I wish I could draw a similar image of all of Bill’s works being towed to some place for all to see the wonderful body of work he joyfully made in his lifetime. For those of us who were fortunate to have known and worked with William Crutchfield, we will continue to be rewarded by enjoying his art and our wealth of memories.



ARTIST IN FOCUS: Robert Zakanitch

Robert Zakanitch – a key exponent of the 1970s Pattern and Decoration movement – arrived at Tyler Graphics in 1979 with little printmaking experience. Despite this, by 1981 he had produced six editions and two large series of unique paper pulp works featuring floral motifs and curvilinear forms in vibrant colours. The works continued Zakanitch’s exploration of ornamentation as a new subject matter, a framework he developed in opposition to the restrictive formal and conceptual concerns of contemporary painting. In excerpts from an interview with Curatorial Assistant Julia Greenstreet, Zakanitch reflects on his embrace of ornamentation in the 1970s and his experiences of working at TGL.

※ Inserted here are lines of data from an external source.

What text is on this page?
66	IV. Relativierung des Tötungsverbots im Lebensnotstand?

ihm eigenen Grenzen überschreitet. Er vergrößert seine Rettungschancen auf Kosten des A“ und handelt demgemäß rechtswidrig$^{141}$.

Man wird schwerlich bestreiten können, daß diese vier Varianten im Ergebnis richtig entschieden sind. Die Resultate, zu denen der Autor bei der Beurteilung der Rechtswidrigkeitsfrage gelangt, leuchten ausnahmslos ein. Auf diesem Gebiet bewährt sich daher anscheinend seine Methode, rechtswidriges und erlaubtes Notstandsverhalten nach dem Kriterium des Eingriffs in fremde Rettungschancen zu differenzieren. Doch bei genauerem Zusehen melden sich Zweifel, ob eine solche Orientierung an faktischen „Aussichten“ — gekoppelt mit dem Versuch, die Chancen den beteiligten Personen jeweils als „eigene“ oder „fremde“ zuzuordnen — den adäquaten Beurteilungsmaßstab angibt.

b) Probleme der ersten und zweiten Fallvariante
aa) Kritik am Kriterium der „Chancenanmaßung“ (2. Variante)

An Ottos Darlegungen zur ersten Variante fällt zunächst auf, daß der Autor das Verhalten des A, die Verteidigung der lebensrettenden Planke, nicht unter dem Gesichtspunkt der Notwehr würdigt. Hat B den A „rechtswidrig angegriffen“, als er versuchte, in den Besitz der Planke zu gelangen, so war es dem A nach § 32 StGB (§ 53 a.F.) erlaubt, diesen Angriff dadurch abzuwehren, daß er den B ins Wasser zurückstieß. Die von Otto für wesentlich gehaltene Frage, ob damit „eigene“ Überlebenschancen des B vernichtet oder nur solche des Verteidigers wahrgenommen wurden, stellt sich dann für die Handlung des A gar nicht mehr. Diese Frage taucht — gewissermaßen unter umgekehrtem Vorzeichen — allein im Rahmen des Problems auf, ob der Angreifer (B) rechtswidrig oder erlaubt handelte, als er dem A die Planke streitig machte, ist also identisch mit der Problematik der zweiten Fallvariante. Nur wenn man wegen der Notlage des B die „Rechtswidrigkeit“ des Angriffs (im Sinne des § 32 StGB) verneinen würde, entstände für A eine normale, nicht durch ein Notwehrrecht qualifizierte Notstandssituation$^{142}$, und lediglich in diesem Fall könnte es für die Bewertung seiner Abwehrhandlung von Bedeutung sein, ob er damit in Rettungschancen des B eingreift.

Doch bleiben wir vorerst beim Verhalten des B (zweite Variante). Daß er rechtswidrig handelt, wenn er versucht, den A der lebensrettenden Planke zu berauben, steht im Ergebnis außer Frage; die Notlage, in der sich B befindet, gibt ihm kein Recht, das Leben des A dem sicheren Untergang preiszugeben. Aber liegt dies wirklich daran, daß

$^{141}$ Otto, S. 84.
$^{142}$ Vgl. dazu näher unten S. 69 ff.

On ornamentation as subject matter…

I was rebelling against formalism. Ornamentation to me meant sensations, and rhythms and movements, and it was an extraordinary world to go into. I always thought there were only two doors to painting up to that point, and that was representationalism and in the 20th century, abstraction. They were the two basic things that all painting came out of.  I was looking for a third alternative or a third subject matter. I was going crazy at the time because [trying to find an alternative] was like trying to find another colour, it just didn’t exist. But I stumbled on it [ornamentation] and it became a very natural thing, to start thinking about ornamentation as a complete entity and a third door. Once that hit, all kinds of imagery started coming into the work. I stopped going to galleries and museums and instead visited flea markets and paint stores, wallpaper stores and linoleum stores, garage sales.

On working with paper pulp…

Paper pulp took away the precision of printmaking; you can do whatever you want, there are no mistakes. The idea of painting with your hands was so immediate. Once I started it felt very much like painting, you could smear it, throw one colour onto another, move it around. It was very flexible, which was important. I never planned those works [Double peacock series and Paper pulp series], that’s what I really loved. I wanted to extend the parameters of what to make and still make them beautiful. I wanted to be true to the fact that it was paper pulp and not a painting, not fool anyone. The works had holes and raw edges so you could see the process…I didn’t want a square piece of paper.



Memories of Ken Tyler…

Tyler was so great to work with because everything was at your fingertips; you never had to think about any kind of mixing, ‘where do I get paint’ etc. You could be totally focused on the image and the end result, it made it so simple.

I’m sorry that I never got back to work with Tyler again, it was such an awakening. I was scratching the surface with him. I didn’t know who Ken Tyler was [before working at TGL], I was so naïve. But I quickly got to know who he was. He’s brilliant. When you went to Tyler, you were it; he made you feel that everything was there for you. It was an extraordinary atmosphere that he created; I understand why everyone wanted to go there.